The simulation module solves the IVP of the discretized dynamics, given x_0 and the input trajectory U = [u_0,…,u_{N-1}]. Given the computed state trajectory (and stages trajectory for IRK methods) we can linearize the nonlinear dynamcis around the state and input trajectory. The resulting DT LTV system is then used in the QP subproblem (5) in the paper. We then compute U_new = U + dU, solve the IVP and so on and so on until a termination cirterion (of the original NLP) is met. Is this reasoning correct?
this is not really correct.
The simulation module (we call it integrator) rather solves the IVP given x_i, u_i .
There are N integrators that solve the IVP for each shooting interval.
What you wrote rather sounds like single shooting.
But I am not sure if this answers your question fully.
So it is rather “given the current primal iterate (state and control values over the horizon), we can linearize the nonlinear dynamics around this state and input trajectory.”
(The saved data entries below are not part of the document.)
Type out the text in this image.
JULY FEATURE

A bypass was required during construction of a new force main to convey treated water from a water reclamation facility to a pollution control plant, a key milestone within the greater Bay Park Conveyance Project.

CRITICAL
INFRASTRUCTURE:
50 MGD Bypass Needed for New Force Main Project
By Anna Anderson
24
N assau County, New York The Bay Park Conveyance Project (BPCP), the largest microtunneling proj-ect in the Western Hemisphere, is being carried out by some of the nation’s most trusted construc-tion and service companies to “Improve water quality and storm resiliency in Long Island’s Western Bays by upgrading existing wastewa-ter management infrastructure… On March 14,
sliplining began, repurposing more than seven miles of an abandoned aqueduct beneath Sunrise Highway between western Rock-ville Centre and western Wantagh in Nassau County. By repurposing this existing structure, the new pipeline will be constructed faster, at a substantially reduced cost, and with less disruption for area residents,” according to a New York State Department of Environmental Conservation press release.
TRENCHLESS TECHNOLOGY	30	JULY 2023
This kind of answers my question. I agree, my question sounded more like I was talking about single shooting, rather then multiple shooting.
I’ve never seen or heard that the integration is not done inside the NLP solver. What I have done so far is setting up a nonlinear OCP (/NLP) like (3) including the continuity constraints (i.e. enforcing a dynamically feasible state sequence) (3b) and then use an NLP solver (using IP or SQP algorithms) to solve it.
This can lead to an immense blow up in the problem size when using IRK methods with s stages because you have to introduce N * n_x * s optimization variables that represent the stages and additional equality constraints that represent the implicit stage equations (zero finding problem). Furthermore, condensing (of the states) does not really make sense, because you cannot eliminate the stage variables and eq. constraints.
If an SQP algorithm is used, linearizing the constraints (of the above described NLP) to obtain a QP is done in the background. In contrast, you linearize the continuity constraints by hand – as far as I understood – like this:
This would allow to eliminate the stage variables (in the QP) and their corresponding equality constraints.
Do you have some references that discuss and investigate this decoupling in detail? I would be really interested in a comparison of these two approaches.
The integration is done in the NLP solver, the integrators are part of the acados NLP solver (in case continuous dynamics are given).
As far as I know it, this is the difference between
“direct multiple shooting”: state and control variables (at the shooting nodes) are optimization variables
“direct collocation”: state, control variables (at the shooting nodes) AND all integration variables (typically called k for Runge-Kutta methods) are optimization variables.
The PhD thesis of Rien Quirynen is a very good reference for this and describes those concepts already in the abstract.
It also introduces the concept of lifted integrators, which are shown to be equivalent to direct collocation.
It would be nice if you add the source when you refer to a book/paper.
thanks for your answer. I also looked into
R. Quirynen, S. Gros, B. Houska, and M. Diehl, ‘Lifted collocation integrators for direct optimal control in ACADO toolkit’, Math. Prog. Comp., vol. 9, no. 4, pp. 527–571, Dec. 2017, doi: 10.1007/s12532-017-0119-0.
which helped a lot as well.
The screenshot I posted were my notes where I tried to make sense of how to use an IRK/collocation method without introducing the stages k/K (or as I called them Psi) as optimization variables.